Zitat Zitat von Barbarella Beitrag anzeigen
Es liest sich für mich eher, als wenn Du unter sich zwanghaft sich wiederholende Gedanken und die damit verbundenen Gefühle handelt. Wahrscheinlich hast Du in Deiner Kindheit gelernt, daß Liebe und Geborgenheit untrennbar mit schmerzahftem Verlust und zwanghaftes klammern an den verloren gegangenen Menschen, geknüpft ist. Wenn Du die Ursache findest, kannst Du diese Zwanghaftigkeit, die Dein Unterbewußtstein diesbezüglich immer wieder erzeugt, wieder auflösen. Bis dahin kannst Du nur versuchen die Symptome zu lindern, indem Du Dich ablenkst von den Gedanken, indem Du Dich auf Dich konzentrierst, mit Dingen durch die Du Dich besser fühlst. Wünsche Dir gute Besserung und daß Du das in den Griff bekommen kannst.

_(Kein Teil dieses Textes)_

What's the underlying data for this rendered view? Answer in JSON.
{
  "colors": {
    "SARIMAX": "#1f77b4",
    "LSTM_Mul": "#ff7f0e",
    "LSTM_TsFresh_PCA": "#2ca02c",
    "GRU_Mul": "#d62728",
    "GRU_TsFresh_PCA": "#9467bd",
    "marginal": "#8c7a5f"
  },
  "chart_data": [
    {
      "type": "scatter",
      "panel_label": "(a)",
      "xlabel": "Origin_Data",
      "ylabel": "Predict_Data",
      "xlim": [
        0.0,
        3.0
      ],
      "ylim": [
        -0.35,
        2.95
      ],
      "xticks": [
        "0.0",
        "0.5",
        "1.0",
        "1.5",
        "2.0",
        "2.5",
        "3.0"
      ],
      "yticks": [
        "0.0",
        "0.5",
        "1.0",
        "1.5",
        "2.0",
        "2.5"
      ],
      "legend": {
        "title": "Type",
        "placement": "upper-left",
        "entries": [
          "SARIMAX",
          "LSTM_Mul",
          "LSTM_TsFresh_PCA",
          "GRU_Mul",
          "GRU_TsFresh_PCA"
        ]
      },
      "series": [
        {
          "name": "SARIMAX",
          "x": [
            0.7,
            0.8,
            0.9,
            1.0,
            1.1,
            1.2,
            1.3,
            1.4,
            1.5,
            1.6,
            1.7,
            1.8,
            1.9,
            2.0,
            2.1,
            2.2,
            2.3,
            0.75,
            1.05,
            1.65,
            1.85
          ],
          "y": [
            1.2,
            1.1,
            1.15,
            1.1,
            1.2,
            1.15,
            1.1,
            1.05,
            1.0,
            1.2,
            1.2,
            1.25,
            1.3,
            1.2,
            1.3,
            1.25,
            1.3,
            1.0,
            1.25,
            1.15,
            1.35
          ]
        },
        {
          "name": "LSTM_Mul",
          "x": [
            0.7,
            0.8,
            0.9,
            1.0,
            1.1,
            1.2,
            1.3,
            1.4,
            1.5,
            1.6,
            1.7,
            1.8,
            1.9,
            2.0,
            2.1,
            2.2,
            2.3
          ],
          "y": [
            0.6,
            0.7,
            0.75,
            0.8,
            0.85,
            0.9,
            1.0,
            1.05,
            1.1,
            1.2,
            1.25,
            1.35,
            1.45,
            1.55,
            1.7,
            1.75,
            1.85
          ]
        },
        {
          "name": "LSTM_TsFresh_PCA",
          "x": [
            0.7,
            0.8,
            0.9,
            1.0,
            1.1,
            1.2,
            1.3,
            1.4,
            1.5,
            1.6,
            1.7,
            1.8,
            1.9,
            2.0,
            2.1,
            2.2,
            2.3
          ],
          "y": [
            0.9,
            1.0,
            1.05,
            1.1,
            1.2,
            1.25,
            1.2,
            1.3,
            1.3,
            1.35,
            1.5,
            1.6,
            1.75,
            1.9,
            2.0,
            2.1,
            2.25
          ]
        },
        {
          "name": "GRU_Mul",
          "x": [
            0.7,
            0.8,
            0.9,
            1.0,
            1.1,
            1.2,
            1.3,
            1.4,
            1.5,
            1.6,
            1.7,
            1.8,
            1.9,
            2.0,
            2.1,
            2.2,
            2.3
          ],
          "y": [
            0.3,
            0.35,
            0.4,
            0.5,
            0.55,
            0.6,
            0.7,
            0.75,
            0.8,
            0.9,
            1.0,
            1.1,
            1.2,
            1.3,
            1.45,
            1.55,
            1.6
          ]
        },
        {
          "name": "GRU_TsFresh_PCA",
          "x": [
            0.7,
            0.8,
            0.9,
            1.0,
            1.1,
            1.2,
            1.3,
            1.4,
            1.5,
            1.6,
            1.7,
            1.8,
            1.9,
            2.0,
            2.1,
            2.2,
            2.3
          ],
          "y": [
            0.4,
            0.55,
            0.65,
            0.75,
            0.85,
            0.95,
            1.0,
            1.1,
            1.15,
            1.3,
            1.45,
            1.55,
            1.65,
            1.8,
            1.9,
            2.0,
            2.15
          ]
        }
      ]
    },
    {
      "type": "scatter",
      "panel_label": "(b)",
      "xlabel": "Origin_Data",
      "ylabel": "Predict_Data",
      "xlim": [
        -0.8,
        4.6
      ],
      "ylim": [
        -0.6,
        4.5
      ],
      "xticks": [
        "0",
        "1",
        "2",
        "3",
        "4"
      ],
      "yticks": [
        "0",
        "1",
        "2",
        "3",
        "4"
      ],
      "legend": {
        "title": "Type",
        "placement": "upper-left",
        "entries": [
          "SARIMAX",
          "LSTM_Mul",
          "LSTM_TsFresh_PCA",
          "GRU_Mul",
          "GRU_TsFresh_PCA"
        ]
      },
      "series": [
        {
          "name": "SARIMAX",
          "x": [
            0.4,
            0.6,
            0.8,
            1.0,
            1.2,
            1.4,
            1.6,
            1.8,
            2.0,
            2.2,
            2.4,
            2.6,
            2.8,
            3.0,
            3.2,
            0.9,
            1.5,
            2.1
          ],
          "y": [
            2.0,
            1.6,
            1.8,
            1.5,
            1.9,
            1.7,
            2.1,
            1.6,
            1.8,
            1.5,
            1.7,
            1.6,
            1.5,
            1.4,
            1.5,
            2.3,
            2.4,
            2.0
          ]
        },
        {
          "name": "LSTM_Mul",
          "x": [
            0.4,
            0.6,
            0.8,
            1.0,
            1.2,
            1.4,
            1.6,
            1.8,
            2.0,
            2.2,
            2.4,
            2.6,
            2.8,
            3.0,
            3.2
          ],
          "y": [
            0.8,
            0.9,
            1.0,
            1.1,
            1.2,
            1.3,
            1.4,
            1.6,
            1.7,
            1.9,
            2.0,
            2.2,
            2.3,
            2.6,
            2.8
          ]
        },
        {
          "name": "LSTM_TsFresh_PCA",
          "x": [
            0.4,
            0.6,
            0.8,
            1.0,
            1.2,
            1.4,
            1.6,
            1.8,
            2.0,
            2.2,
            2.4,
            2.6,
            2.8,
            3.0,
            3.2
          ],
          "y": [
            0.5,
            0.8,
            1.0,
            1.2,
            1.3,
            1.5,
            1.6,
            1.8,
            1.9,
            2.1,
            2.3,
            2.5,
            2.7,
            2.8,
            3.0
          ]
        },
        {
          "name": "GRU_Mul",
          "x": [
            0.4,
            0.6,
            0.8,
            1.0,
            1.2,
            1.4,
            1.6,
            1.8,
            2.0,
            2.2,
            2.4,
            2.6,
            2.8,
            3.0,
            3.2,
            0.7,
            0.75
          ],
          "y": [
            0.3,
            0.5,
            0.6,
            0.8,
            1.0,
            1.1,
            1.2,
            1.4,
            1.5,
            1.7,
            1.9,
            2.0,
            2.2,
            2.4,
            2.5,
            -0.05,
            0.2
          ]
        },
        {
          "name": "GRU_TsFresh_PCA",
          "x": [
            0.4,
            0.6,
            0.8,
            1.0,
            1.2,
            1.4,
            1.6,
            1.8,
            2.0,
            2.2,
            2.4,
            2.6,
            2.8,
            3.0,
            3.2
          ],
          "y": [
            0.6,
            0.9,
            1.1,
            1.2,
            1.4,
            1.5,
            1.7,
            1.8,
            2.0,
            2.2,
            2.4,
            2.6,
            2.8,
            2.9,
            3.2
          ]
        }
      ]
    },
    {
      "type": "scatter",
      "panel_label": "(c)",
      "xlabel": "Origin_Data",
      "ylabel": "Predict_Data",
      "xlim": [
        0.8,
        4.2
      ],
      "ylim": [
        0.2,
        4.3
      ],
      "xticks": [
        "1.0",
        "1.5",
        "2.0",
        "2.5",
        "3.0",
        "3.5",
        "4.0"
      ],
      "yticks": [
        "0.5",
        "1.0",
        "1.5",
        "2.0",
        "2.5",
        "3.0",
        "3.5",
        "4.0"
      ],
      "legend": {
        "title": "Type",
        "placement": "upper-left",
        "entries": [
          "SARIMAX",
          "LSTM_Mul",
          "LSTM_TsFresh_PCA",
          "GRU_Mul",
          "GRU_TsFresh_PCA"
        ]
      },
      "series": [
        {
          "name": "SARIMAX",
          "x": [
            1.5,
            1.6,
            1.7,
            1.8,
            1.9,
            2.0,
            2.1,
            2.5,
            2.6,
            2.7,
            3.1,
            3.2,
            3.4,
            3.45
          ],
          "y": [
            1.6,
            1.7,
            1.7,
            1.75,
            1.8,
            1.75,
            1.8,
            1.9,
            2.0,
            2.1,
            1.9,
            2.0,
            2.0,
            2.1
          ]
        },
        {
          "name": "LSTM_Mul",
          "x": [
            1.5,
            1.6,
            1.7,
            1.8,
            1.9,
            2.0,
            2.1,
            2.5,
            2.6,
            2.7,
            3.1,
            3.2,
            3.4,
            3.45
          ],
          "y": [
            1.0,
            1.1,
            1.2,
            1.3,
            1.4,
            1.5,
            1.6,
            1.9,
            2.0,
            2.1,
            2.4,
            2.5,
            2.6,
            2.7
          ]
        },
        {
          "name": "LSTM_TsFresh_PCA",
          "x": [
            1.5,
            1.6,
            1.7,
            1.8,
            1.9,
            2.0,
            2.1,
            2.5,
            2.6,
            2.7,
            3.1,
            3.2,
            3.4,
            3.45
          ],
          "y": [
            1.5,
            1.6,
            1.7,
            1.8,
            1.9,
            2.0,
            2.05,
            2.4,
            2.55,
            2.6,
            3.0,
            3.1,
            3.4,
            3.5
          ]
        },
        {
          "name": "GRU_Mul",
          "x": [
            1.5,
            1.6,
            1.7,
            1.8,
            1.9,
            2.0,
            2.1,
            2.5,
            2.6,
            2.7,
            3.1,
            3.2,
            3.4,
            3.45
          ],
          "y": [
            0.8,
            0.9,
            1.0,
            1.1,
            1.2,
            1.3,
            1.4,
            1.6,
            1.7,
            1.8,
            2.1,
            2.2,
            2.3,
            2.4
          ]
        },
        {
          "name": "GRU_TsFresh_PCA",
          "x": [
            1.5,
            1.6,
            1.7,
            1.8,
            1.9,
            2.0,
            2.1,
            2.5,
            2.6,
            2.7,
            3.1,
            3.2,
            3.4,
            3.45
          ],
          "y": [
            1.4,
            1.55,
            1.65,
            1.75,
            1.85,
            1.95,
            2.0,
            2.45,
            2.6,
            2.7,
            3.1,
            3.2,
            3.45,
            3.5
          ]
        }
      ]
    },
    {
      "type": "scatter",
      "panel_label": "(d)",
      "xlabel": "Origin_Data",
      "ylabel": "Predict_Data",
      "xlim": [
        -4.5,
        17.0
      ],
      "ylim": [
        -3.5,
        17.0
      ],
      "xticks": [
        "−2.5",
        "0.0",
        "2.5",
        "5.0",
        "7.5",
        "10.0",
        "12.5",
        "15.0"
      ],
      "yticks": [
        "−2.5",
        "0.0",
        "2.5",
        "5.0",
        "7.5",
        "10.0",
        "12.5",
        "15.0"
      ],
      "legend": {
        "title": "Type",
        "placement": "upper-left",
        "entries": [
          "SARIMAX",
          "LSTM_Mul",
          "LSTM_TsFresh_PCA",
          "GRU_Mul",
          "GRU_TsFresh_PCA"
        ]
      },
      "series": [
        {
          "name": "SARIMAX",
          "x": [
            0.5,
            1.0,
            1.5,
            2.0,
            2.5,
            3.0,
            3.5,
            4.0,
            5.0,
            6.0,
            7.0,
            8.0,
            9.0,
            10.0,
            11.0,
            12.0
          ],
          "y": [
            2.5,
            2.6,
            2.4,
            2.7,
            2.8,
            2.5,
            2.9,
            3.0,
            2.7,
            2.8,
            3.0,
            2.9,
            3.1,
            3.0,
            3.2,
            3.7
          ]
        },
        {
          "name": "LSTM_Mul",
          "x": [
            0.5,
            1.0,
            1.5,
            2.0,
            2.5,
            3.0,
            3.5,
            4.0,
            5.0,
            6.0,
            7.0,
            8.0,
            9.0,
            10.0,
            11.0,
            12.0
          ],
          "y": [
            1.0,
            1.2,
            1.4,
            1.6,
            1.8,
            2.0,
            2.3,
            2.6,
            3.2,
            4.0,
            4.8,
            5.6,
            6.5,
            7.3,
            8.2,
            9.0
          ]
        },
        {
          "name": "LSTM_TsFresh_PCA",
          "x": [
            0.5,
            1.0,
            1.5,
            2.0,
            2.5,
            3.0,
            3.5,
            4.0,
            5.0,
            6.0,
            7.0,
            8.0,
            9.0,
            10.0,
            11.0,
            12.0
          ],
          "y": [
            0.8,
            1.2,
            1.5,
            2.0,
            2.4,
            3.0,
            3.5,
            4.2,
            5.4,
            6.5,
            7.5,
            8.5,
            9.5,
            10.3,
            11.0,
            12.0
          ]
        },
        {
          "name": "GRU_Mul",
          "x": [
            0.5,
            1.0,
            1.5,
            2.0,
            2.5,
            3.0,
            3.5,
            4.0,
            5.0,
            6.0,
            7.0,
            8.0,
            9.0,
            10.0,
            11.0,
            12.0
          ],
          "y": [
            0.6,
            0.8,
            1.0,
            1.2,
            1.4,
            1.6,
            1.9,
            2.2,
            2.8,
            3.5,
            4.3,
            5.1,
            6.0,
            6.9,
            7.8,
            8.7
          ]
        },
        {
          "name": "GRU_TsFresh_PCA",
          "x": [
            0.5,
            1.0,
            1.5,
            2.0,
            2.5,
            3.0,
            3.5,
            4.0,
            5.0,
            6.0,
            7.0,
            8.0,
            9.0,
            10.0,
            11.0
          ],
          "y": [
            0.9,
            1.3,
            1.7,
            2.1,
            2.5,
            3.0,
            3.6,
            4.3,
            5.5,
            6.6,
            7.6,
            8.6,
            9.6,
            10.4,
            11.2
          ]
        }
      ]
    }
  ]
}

PS.: Bei zwanghaften Gedanken, haben sich bei mir unter anderem Hörbücher gut bewährt, oder Filme und Serien in anderer Sprache, wo die Aufmerksamkeit stark gebündelt werden muß, damit man die Handlung versteht. Da muß natürlich jeder seine eigenen Dinge finden, die zu einem passen.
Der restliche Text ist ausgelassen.